Stackshare
ReviewAudited by ClawScan on May 10, 2026.
Overview
This StackShare skill is mostly coherent, but it gives broad credential-backed StackShare API access, including raw write/delete requests, without clear approval or scope limits.
Install only if you are comfortable using Membrane as an intermediary for StackShare. Prefer predefined actions, review the connected account permissions, and require explicit confirmation before any action or proxy request that creates, updates, or deletes StackShare data.
Findings (3)
Artifact-based informational review of SKILL.md, metadata, install specs, static scan signals, and capability signals. ClawScan does not execute the skill or run runtime probes.
An agent following this skill could make broad StackShare API calls, including modifying or deleting StackShare data, if it has a connected account.
The skill documents a raw API escape hatch with write and delete methods. That may be useful, but it bypasses safer predefined actions and does not include explicit user-confirmation or scope limits for high-impact account changes.
When the available actions don't cover your use case, you can send requests directly to the StackShare API through Membrane's proxy... `-X, --method` | HTTP method (GET, POST, PUT, PATCH, DELETE).
Use predefined Membrane actions where possible and require explicit user confirmation before any POST, PUT, PATCH, or DELETE request.

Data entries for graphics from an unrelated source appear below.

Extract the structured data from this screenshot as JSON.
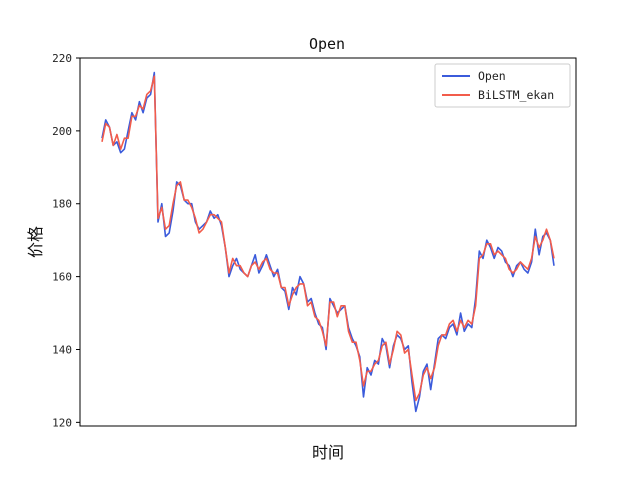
{
  "chart_data": {
    "type": "line",
    "title": "Open",
    "xlabel": "时间",
    "ylabel": "价格",
    "ylim": [
      119,
      220
    ],
    "yticks": [
      120,
      140,
      160,
      180,
      200,
      220
    ],
    "xticks": [],
    "grid": false,
    "legend_placement": "top-right",
    "series": [
      {
        "name": "Open",
        "color": "#3b5bdb",
        "values": [
          198,
          203,
          201,
          196,
          197,
          194,
          195,
          200,
          205,
          203,
          208,
          205,
          209,
          210,
          216,
          175,
          180,
          171,
          172,
          178,
          186,
          185,
          181,
          180,
          180,
          175,
          173,
          174,
          175,
          178,
          176,
          177,
          174,
          168,
          160,
          163,
          165,
          162,
          161,
          160,
          163,
          166,
          161,
          163,
          166,
          163,
          160,
          162,
          157,
          156,
          151,
          157,
          155,
          160,
          158,
          153,
          154,
          150,
          147,
          146,
          140,
          154,
          152,
          150,
          151,
          152,
          146,
          143,
          141,
          138,
          127,
          135,
          133,
          137,
          136,
          143,
          141,
          135,
          141,
          144,
          143,
          140,
          141,
          131,
          123,
          127,
          134,
          136,
          129,
          136,
          143,
          144,
          143,
          146,
          147,
          144,
          150,
          145,
          147,
          146,
          154,
          167,
          165,
          170,
          168,
          165,
          168,
          167,
          164,
          163,
          160,
          163,
          164,
          162,
          161,
          164,
          173,
          166,
          171,
          172,
          170,
          163
        ]
      },
      {
        "name": "BiLSTM_ekan",
        "color": "#f25c4b",
        "values": [
          197,
          202,
          201,
          196,
          199,
          195,
          198,
          198,
          204,
          204,
          207,
          206,
          210,
          211,
          215,
          176,
          179,
          173,
          174,
          180,
          185,
          186,
          181,
          181,
          179,
          176,
          172,
          173,
          175,
          177,
          177,
          176,
          175,
          168,
          161,
          165,
          163,
          163,
          161,
          160,
          163,
          164,
          162,
          164,
          165,
          162,
          161,
          161,
          157,
          157,
          152,
          155,
          157,
          158,
          158,
          152,
          153,
          149,
          148,
          145,
          141,
          153,
          153,
          149,
          152,
          152,
          145,
          142,
          142,
          137,
          130,
          134,
          134,
          136,
          137,
          141,
          142,
          136,
          140,
          145,
          144,
          139,
          140,
          133,
          126,
          128,
          133,
          135,
          132,
          135,
          141,
          144,
          144,
          147,
          148,
          145,
          148,
          146,
          148,
          147,
          152,
          165,
          166,
          169,
          169,
          166,
          167,
          166,
          165,
          162,
          161,
          162,
          164,
          163,
          162,
          165,
          171,
          168,
          170,
          173,
          170,
          165
        ]
      }
    ]
  }
}
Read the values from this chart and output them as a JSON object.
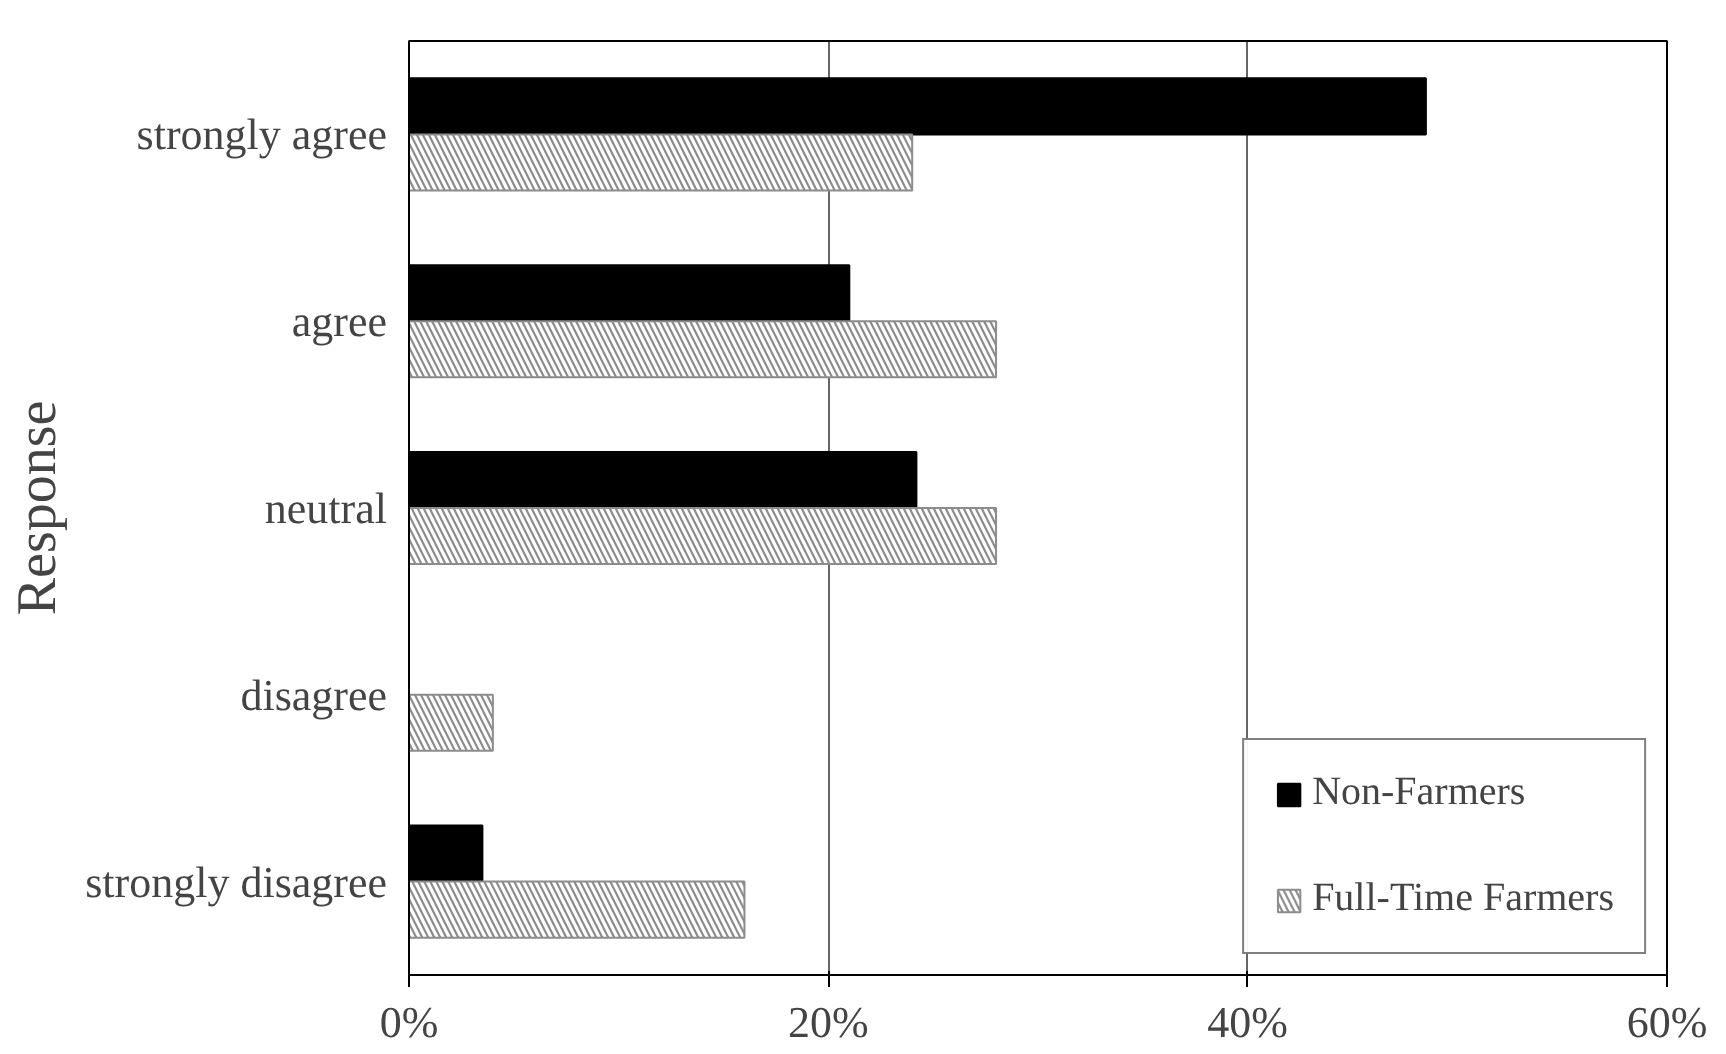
{
  "chart_data": {
    "type": "bar",
    "orientation": "horizontal",
    "ylabel": "Response",
    "categories": [
      "strongly agree",
      "agree",
      "neutral",
      "disagree",
      "strongly disagree"
    ],
    "series": [
      {
        "name": "Non-Farmers",
        "color": "#000000",
        "values": [
          48.5,
          21,
          24.2,
          0,
          3.5
        ]
      },
      {
        "name": "Full-Time Farmers",
        "color": "#8c8c8c",
        "values": [
          24,
          28,
          28,
          4,
          16
        ]
      }
    ],
    "xlim": [
      0,
      60
    ],
    "xticks": [
      {
        "value": 0,
        "label": "0%"
      },
      {
        "value": 20,
        "label": "20%"
      },
      {
        "value": 40,
        "label": "40%"
      },
      {
        "value": 60,
        "label": "60%"
      }
    ],
    "grid": "x",
    "legend": "bottom right"
  }
}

The skill can act through the user's connected StackShare account according to the permissions granted during authentication.
The skill relies on delegated Membrane and StackShare authentication. This is expected for the integration and no local secret capture is shown, but it grants ongoing account access through the connected service.
Membrane handles authentication and credentials refresh automatically... `membrane login --tenant`... The user completes authentication in the browser.
Connect only the intended StackShare account, review granted permissions, and revoke the Membrane connection when it is no longer needed.
The user will rely on the current published Membrane CLI package, which can change over time.
The skill asks the user to install and run an external CLI, including an @latest invocation. This is central to the skill's purpose and user-directed, but it is not pinned in the skill instructions.
`npm install -g @membranehq/cli` ... `npx @membranehq/cli@latest action list --intent=QUERY --connectionId=CONNECTION_ID --json`
Install the CLI from the expected package source, consider pinning a reviewed version, and avoid running unexpected commands outside the documented workflow.